- Mark Cuban: Everyone has some form of prejudice
- He says he's made uneasy by black kids in hoodies, bald white guys with tattoos
- The analogy is a poor one, CNN commentator LZ Granderson says
- Cuban apologizes to Trayvon Martin's family for using hoodie reference
(CNN) -- Mark Cuban is known for making pointed statements. Usually they are directed at the NBA brass or referees. Or contestants on the TV show "Shark Tank."
On Wednesday, he made a few remarks about bigotry that in light of the Donald Sterling scandal caused a bit of an uproar.
In an interview with Inc. magazine at a business conference in Nashville, Tennessee, the Dallas Mavericks owner and billionaire entrepreneur talked about his own bigotry.
"If I see a black kid in a hoodie and it's late at night, I'm walking to the other side of the street," he said. "And if on that side of the street, there's a guy that has tattoos all over his face -- white guy, bald head, tattoos everywhere -- I'm walking back to the other side of the street."
Cuban said everyone has prejudices "in one way or the other."
The Mavericks owner issued a five-part tweet Thursday afternoon in which he apologized to Trayvon Martin's parents for the hoodie reference, but stood by the context of his answers and called for more tolerance.
Martin, a Florida teenager, was wearing a hoodie when he was killed by neighborhood watch captain George Zimmerman in 2012. The case sparked a heated nationwide discussion about race as well as a debate over Florida's "stand your ground" law.
Cuban wrote: "I think that helping people improve their lives, helping people engage with people they may fear or may not understand, and helping people realize that while we all may have our prejudices and bigotries, we have to learn that it's an issue that we have to control, that it's part of my responsibility as an entrepreneur to try to solve it."
CNN commentator and ESPN senior writer LZ Granderson said he thought Cuban was trying to have a nuanced conversation but didn't do it very well.
Granderson said he was disturbed that Cuban equated the hoodie stereotype -- something he said has led to unjust treatment of African-Americans and even killings -- to the stereotype of the tattooed white man.
"One has history and the other doesn't or the same sort of emotional response," Granderson said.
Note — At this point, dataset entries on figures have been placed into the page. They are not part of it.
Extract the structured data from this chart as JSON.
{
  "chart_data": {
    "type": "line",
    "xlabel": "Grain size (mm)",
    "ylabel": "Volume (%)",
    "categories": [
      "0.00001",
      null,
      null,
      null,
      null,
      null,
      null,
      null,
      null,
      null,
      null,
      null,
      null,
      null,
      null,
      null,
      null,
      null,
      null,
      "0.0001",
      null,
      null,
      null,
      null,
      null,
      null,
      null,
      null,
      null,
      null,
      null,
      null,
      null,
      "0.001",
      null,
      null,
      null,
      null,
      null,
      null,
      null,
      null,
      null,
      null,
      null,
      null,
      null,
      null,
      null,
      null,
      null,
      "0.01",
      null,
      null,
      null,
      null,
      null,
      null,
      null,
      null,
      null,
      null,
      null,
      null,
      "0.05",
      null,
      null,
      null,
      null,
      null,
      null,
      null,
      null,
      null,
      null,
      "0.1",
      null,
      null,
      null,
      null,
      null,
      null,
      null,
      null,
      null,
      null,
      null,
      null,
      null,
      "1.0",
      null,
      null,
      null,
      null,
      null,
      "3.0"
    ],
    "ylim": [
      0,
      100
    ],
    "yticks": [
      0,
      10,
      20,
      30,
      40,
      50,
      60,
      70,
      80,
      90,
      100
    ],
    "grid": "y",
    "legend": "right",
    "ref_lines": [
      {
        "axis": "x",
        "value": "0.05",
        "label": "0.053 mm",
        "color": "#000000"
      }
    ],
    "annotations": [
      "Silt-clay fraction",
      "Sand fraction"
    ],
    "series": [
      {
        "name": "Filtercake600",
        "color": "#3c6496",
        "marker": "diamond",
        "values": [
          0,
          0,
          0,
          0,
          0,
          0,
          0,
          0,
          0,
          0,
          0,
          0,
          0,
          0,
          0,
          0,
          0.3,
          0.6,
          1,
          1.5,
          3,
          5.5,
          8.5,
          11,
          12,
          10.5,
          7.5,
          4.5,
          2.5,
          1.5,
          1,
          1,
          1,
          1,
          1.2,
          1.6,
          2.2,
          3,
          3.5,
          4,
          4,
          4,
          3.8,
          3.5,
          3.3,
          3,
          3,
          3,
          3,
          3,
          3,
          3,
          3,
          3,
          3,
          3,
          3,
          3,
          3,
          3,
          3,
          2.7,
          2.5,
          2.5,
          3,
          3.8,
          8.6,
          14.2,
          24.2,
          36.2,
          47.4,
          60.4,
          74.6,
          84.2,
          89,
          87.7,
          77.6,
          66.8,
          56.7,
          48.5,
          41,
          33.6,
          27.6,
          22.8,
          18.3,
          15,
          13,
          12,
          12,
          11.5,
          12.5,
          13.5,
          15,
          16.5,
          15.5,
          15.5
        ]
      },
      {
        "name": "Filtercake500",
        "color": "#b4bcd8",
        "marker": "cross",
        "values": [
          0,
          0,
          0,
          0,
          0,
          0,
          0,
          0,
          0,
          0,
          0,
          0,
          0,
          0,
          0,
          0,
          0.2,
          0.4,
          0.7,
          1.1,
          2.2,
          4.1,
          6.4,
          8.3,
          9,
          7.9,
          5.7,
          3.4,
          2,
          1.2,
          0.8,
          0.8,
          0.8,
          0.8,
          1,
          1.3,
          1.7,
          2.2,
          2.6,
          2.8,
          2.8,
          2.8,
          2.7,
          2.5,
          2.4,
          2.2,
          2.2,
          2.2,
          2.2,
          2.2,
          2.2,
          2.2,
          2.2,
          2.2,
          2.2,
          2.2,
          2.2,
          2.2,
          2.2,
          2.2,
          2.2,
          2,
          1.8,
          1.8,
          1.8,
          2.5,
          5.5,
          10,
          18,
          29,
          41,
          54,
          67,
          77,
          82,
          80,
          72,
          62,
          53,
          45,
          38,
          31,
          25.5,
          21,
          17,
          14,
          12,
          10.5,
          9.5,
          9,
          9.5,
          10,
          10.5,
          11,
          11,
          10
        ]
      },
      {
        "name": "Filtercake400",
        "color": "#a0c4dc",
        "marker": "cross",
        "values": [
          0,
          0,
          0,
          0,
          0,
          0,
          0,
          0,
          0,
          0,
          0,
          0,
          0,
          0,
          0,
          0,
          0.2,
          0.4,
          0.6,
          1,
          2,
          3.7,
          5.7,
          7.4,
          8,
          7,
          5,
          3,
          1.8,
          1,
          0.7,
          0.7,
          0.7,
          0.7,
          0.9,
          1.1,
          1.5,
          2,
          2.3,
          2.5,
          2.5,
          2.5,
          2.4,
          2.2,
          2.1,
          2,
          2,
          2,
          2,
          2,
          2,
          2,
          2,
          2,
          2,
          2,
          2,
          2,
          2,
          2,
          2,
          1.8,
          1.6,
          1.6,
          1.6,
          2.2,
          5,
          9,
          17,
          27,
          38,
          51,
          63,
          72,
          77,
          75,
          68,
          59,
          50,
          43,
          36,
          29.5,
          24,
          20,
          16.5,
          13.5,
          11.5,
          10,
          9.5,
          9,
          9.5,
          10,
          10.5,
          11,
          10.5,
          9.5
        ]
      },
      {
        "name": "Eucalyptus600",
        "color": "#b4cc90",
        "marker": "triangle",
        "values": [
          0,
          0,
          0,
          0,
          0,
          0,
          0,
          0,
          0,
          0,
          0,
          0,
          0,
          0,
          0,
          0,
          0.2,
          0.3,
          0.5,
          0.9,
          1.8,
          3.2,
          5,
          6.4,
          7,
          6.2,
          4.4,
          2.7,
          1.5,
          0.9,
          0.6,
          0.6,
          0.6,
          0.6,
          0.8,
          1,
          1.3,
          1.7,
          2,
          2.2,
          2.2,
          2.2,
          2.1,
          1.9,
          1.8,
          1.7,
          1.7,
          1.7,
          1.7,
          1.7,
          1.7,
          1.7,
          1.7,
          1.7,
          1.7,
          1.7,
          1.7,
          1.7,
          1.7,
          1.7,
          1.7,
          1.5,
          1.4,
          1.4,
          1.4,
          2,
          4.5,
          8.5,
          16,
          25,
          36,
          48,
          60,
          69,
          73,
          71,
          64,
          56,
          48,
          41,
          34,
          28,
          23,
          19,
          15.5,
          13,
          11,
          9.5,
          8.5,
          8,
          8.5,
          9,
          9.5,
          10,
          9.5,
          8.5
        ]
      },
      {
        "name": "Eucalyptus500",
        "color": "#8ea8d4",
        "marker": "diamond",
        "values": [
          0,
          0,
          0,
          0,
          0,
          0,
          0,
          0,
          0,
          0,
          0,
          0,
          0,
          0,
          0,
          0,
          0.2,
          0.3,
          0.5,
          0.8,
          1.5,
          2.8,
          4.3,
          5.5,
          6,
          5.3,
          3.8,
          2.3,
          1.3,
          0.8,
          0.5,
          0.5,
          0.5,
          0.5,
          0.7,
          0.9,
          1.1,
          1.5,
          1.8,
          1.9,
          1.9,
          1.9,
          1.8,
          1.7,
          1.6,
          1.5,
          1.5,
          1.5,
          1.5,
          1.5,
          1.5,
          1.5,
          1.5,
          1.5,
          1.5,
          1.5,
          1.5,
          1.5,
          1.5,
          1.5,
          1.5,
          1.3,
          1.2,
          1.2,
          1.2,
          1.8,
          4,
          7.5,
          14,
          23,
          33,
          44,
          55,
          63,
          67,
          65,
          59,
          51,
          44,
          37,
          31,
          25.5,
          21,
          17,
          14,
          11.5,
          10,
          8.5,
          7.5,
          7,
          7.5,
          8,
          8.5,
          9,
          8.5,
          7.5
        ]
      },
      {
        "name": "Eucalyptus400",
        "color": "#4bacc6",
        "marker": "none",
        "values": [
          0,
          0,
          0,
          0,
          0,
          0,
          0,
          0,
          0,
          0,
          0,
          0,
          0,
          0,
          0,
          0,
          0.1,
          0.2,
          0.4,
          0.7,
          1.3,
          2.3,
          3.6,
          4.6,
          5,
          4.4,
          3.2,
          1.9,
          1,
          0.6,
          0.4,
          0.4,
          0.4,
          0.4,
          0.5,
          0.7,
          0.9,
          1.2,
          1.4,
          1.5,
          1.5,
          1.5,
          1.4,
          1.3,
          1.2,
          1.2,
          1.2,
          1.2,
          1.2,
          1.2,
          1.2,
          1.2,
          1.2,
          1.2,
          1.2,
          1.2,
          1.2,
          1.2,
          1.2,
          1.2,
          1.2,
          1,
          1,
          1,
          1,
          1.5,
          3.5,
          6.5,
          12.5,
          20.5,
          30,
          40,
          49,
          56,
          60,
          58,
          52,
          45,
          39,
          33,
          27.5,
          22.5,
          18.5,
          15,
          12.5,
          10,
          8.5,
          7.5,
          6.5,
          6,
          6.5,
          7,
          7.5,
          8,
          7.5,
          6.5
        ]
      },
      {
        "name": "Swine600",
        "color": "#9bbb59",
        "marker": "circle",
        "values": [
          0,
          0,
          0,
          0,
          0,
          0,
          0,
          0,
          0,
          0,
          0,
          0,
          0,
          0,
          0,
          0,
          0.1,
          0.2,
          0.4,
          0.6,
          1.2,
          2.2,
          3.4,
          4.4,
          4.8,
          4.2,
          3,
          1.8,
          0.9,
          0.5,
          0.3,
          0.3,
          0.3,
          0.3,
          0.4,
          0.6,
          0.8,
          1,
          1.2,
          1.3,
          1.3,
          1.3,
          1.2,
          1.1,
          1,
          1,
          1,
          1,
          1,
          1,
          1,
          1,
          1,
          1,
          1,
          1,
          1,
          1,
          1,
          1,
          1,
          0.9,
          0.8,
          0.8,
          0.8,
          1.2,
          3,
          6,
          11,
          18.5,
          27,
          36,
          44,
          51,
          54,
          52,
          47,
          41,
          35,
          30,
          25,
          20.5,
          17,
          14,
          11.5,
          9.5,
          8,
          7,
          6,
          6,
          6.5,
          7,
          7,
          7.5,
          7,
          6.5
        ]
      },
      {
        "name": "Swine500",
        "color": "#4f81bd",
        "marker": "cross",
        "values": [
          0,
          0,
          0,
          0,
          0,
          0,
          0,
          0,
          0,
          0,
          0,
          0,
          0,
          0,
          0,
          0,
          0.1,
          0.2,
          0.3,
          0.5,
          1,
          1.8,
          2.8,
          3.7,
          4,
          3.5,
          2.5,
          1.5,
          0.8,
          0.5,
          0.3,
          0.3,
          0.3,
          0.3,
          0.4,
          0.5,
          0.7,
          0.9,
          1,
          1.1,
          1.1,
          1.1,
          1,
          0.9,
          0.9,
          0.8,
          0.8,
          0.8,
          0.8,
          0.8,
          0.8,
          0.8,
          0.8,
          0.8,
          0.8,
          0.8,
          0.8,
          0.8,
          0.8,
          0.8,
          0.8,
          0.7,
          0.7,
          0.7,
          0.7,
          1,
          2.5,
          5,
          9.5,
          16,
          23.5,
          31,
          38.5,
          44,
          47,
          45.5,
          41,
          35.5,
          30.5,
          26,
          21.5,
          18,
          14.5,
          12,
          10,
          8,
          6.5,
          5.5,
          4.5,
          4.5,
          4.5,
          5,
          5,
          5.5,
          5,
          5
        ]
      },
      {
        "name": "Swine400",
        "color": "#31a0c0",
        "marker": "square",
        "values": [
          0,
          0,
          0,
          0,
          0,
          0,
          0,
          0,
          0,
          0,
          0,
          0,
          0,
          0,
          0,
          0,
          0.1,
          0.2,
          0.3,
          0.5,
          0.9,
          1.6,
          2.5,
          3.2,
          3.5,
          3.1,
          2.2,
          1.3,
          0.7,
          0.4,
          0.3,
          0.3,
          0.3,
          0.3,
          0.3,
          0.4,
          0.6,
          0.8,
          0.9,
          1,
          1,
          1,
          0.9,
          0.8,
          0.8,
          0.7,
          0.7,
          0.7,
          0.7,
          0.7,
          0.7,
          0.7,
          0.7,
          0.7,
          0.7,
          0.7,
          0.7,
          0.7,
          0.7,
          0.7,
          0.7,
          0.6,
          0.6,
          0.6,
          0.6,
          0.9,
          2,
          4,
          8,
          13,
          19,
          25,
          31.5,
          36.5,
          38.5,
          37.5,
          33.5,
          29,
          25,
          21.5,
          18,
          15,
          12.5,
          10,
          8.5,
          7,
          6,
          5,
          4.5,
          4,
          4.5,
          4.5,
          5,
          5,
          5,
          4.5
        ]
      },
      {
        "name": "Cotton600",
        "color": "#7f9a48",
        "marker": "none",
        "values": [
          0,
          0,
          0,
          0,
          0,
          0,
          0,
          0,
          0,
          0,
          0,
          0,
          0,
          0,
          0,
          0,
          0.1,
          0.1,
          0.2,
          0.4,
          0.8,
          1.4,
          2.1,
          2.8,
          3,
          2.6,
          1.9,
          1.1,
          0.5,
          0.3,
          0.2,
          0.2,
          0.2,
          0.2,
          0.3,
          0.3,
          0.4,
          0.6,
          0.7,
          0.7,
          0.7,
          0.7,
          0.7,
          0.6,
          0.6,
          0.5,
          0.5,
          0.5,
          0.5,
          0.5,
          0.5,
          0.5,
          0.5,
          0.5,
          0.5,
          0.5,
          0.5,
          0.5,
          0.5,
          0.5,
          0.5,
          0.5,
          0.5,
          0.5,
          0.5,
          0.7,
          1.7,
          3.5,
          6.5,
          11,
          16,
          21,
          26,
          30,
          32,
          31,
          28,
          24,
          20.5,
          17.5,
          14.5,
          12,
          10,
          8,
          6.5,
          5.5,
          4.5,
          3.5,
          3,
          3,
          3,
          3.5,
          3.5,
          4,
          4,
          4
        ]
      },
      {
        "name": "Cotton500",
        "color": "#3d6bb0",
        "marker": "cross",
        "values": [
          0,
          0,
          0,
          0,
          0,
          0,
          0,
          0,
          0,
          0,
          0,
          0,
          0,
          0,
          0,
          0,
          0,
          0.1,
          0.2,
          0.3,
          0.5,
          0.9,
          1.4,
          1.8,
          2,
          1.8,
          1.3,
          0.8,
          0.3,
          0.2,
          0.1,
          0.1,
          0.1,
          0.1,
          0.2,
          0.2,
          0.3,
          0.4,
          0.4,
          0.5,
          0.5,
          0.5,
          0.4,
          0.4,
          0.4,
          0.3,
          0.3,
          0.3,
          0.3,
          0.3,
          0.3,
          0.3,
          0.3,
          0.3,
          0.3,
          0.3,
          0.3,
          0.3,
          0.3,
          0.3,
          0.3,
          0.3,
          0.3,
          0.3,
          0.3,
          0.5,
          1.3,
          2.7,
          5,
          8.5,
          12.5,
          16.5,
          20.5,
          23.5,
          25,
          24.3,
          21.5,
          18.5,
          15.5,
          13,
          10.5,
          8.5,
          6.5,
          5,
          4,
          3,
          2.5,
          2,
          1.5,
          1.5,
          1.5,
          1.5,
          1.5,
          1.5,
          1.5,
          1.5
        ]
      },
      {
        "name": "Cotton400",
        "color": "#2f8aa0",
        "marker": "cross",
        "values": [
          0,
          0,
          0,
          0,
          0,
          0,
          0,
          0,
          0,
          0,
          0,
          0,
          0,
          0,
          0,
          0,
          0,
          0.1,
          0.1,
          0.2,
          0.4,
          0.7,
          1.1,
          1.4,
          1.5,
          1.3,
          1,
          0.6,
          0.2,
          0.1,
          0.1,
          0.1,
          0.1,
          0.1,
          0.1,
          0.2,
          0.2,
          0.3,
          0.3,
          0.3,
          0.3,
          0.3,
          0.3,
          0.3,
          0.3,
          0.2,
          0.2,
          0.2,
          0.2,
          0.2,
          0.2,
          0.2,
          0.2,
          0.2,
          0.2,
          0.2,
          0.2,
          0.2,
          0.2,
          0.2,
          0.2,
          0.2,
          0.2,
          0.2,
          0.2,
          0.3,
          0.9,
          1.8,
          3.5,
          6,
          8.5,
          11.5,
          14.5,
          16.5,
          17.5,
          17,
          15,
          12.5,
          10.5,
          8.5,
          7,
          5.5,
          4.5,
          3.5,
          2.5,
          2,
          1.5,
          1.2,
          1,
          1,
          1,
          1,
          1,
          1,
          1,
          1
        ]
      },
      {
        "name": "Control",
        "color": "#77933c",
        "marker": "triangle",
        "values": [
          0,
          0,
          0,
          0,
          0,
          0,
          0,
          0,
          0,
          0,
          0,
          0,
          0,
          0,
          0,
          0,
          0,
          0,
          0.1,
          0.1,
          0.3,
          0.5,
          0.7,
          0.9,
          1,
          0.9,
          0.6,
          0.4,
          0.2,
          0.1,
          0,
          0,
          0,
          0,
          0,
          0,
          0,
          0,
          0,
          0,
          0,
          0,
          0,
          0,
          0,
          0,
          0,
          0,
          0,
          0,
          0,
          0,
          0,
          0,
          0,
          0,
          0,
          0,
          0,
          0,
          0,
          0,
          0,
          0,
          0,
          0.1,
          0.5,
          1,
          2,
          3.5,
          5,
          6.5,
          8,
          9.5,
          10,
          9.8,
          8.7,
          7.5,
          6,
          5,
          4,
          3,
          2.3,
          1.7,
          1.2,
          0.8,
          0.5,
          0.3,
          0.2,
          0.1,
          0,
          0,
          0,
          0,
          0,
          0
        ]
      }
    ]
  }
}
Cuban is one of 30 NBA owners who'll decide whether racist remarks made by Sterling are damaging enough to terminate his ownership rights to the Los Angeles Clippers. Cuban told business owners during a Q&A session that he knows how we will vote but wasn't ready to announce his decision.
Granderson still expects Cuban to vote against Sterling on June 3 when the NBA Board of Governors meets to decide the fate of the Clippers franchise.
"If you listen to the entire interview, he certainly made it sound as if he's going to vote Sterling out, but not without some regret," Granderson said. "And he voiced that regret, which is we all have bigotry."
In his interview Cuban said when he runs into bigotry in his organizations, he tries to find solutions.
It does society no good to respond to someone's racism or bigotry by telling them to "go take their attitude somewhere else," he said.
It's better to work with them and teach them why their views are wrong.
When Cuban was asked how you keep bigotry out of the NBA, where he has been an owner since 2000, he told the conference audience: "You can't keep that ugliness out of the league. There's no law against stupid. I learned that a long time ago."